I loved that dude. They should just clone Mason and give every team one.
A physical player without being nasty or illegal...loved Mase as well.
I am not too sure about Mase in this league. He was a ball dominant iso heavy player. He could be tricky. You kinda gotta get out of his way and let him have at it.
I loved Mase in NYC and Charlotte but I am still angry at how things played out when he went to Milwaukee. I thought they were on the verge of a Championship. Mase should have been the final piece but his selfishness destroyed that team from within.
While I agree Mason was a bit of a cancer in that locker room, I never bought Milwaukee as being anywhere near a contender. Milwaukee made the ECFs the year before Mason got there but that ECF had possibly the 2 worst ECF teams ever to be in the ECFs at the same time.
The real title contenders were all out West. The real title contenders during this period were the Lakers, Spurs, Suns and Kings. Milwaukee was no where near title contenders.
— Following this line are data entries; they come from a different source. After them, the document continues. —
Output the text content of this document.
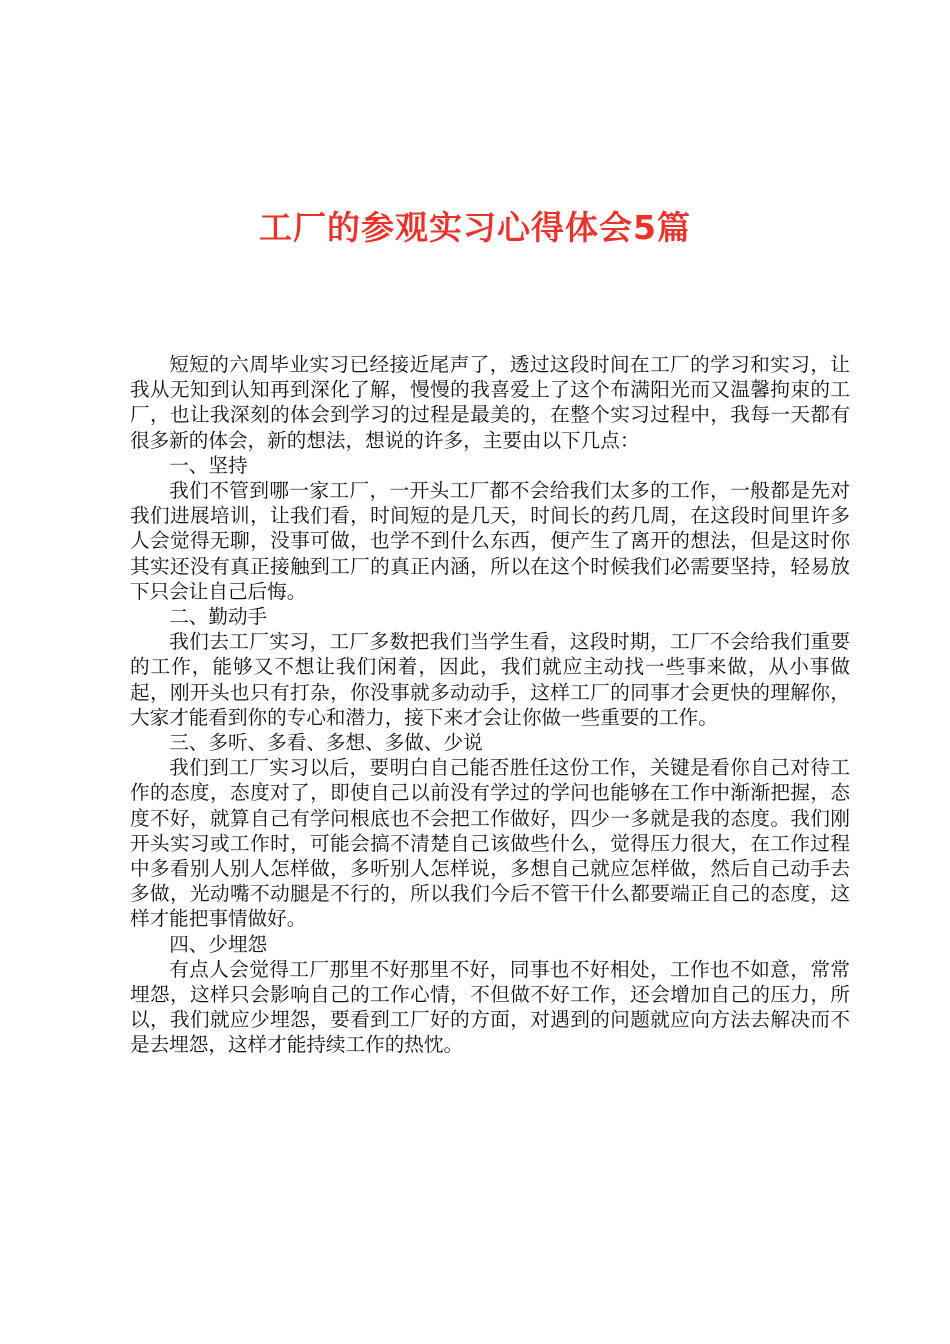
工厂的参观实习心得体会5篇

短短的六周毕业实习已经接近尾声了，透过这段时间在工厂的学习和实习，让我从无知到认知再到深化了解，慢慢的我喜爱上了这个布满阳光而又温馨拘束的工厂，也让我深刻的体会到学习的过程是最美的，在整个实习过程中，我每一天都有很多新的体会，新的想法，想说的许多，主要由以下几点：

一、坚持

我们不管到哪一家工厂，一开头工厂都不会给我们太多的工作，一般都是先对我们进展培训，让我们看，时间短的是几天，时间长的药几周，在这段时间里许多人会觉得无聊，没事可做，也学不到什么东西，便产生了离开的想法，但是这时你其实还没有真正接触到工厂的真正内涵，所以在这个时候我们必需要坚持，轻易放下只会让自己后悔。

二、勤动手

我们去工厂实习，工厂多数把我们当学生看，这段时期，工厂不会给我们重要的工作，能够又不想让我们闲着，因此，我们就应主动找一些事来做，从小事做起，刚开头也只有打杂，你没事就多动动手，这样工厂的同事才会更快的理解你，大家才能看到你的专心和潜力，接下来才会让你做一些重要的工作。

三、多听、多看、多想、多做、少说

我们到工厂实习以后，要明白自己能否胜任这份工作，关键是看你自己对待工作的态度，态度对了，即使自己以前没有学过的学问也能够在工作中渐渐把握，态度不好，就算自己有学问根底也不会把工作做好，四少一多就是我的态度。我们刚开头实习或工作时，可能会搞不清楚自己该做些什么，觉得压力很大，在工作过程中多看别人别人怎样做，多听别人怎样说，多想自己就应怎样做，然后自己动手去多做，光动嘴不动腿是不行的，所以我们今后不管干什么都要端正自己的态度，这样才能把事情做好。

四、少埋怨

有点人会觉得工厂那里不好那里不好，同事也不好相处，工作也不如意，常常埋怨，这样只会影响自己的工作心情，不但做不好工作，还会增加自己的压力，所以，我们就应少埋怨，要看到工厂好的方面，对遇到的问题就应向方法去解决而不是去埋怨，这样才能持续工作的热忱。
And though Mason loved to pound the ball in the post, which contributed to a much slower pace and disjointed offense, I think a much worse defense, bad rebounding and terrible play from their bigs, who were pretty suspect even the year before, were bigger factors in that team falling off.
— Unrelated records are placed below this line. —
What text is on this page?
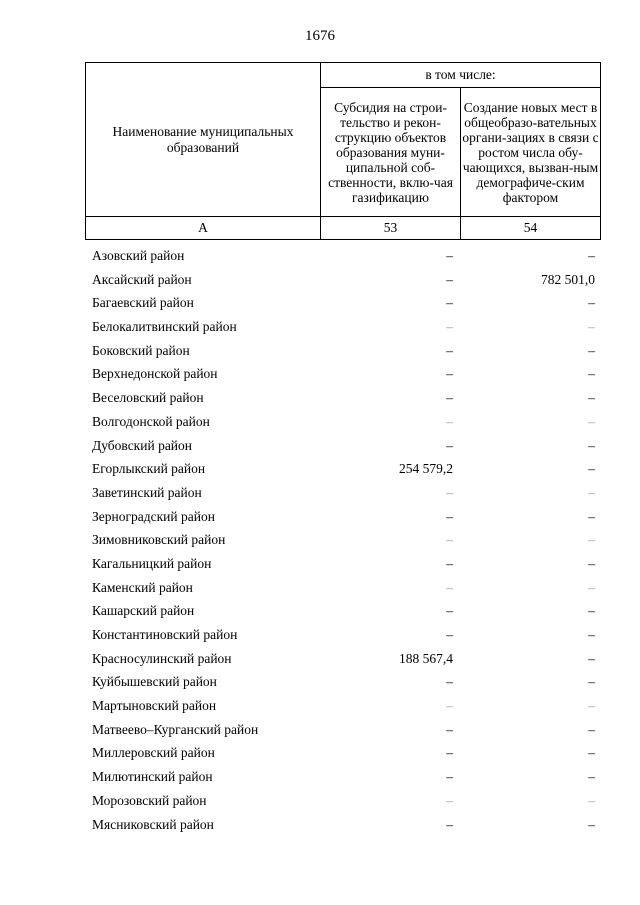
1676
Наименование муниципальных образований	в том числе:	
	Субсидия на строи-тельство и рекон-струкцию объектов образования муни-ципальной соб-ственности, вклю-чая газификацию	Создание новых мест в общеобразо-вательных органи-зациях в связи с ростом числа обу-чающихся, вызван-ным демографиче-ским фактором
А	53	54
Азовский район	–	–
Аксайский район	–	782 501,0
Багаевский район	–	–
Белокалитвинский район	–	–
Боковский район	–	–
Верхнедонской район	–	–
Веселовский район	–	–
Волгодонской район	–	–
Дубовский район	–	–
Егорлыкский район	254 579,2	–
Заветинский район	–	–
Зерноградский район	–	–
Зимовниковский район	–	–
Кагальницкий район	–	–
Каменский район	–	–
Кашарский район	–	–
Константиновский район	–	–
Красносулинский район	188 567,4	–
Куйбышевский район	–	–
Мартыновский район	–	–
Матвеево–Курганский район	–	–
Миллеровский район	–	–
Милютинский район	–	–
Морозовский район	–	–
Мясниковский район	–	–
It's also very possible that 2001 team that went to the ECF played way over their heads that year in, again, maybe one of the worst seasons for Eastern Conference basketball ever. They were a .500 team before that season and for a while after that season.
A cursory look at the stats would say that the team's success wasn't really sustainable: they had the best offence in the league with an All-NBA guard spearheading the offence (screams of a really hot year than actual sustainable quality) and the 20th best defence with a good number of sketchy defensive players. That Bucks team looks more like a mid-high 40s to low 50 win team than a contender tbh.
I’m curious how much of that one year peak was the George Karl factor. His teams have a history of playing really hard for him at first, followed by them soon tuning him out. I know that Ray Allen criticized him.
I think it was pretty much Ray going supernova for that one year. His APM stats peaked in '01 (it was so high for his standards that there's a clear distance between his '01 season and his second "best" season in this metric), and his box stats do show that his efficiency and scoring volume were at its best (or near it) when compared to other seasons in his career. The tape also shows that he was really dynamic that season when it came to the offensive end for guys who want a bit more than numbers.
I think that you are seeing some thing in the stats that isn’t there. He had 0.5 assists more per 100 possessions than he did in 2002. Meanwhile, in 2001 he was an inferior shooter and scorer on a per possession basis.
Adjusted Plus-minus, RPM, win shares, etc., aren’t nearly as good at predicting the quality of a player’s season than stat heads would have you believe. They’re just fluky, often backward-looking metrics created to try to describe impact, which isn’t at all measurable consistently.
Agree 100%. The human factor played a much larger factor that year than anything else. Bringing in a malcontent in Mason combined with the core of that team being in the third season with George Karl's caustic personality and drill sargeant coaching style is what killed that team. That and because their bigs were bad.
20 years from now the 20somethings of the world can go back and look at stats and say that Kyrie had an amazing season in 2018-19 and the stats show this, this and that. They may then use the stats to form ideas about why, basketball wise the Celtics failed that year.
But the reason they failed was poor roster construction, Hayward's limitations in coming back from injury and Kyrie, Rozier and, to an extent, Morris being locker room cancers/problems. It was the human element that caused the Celtics to have a bit of a down season, not what the stats would say was the problem.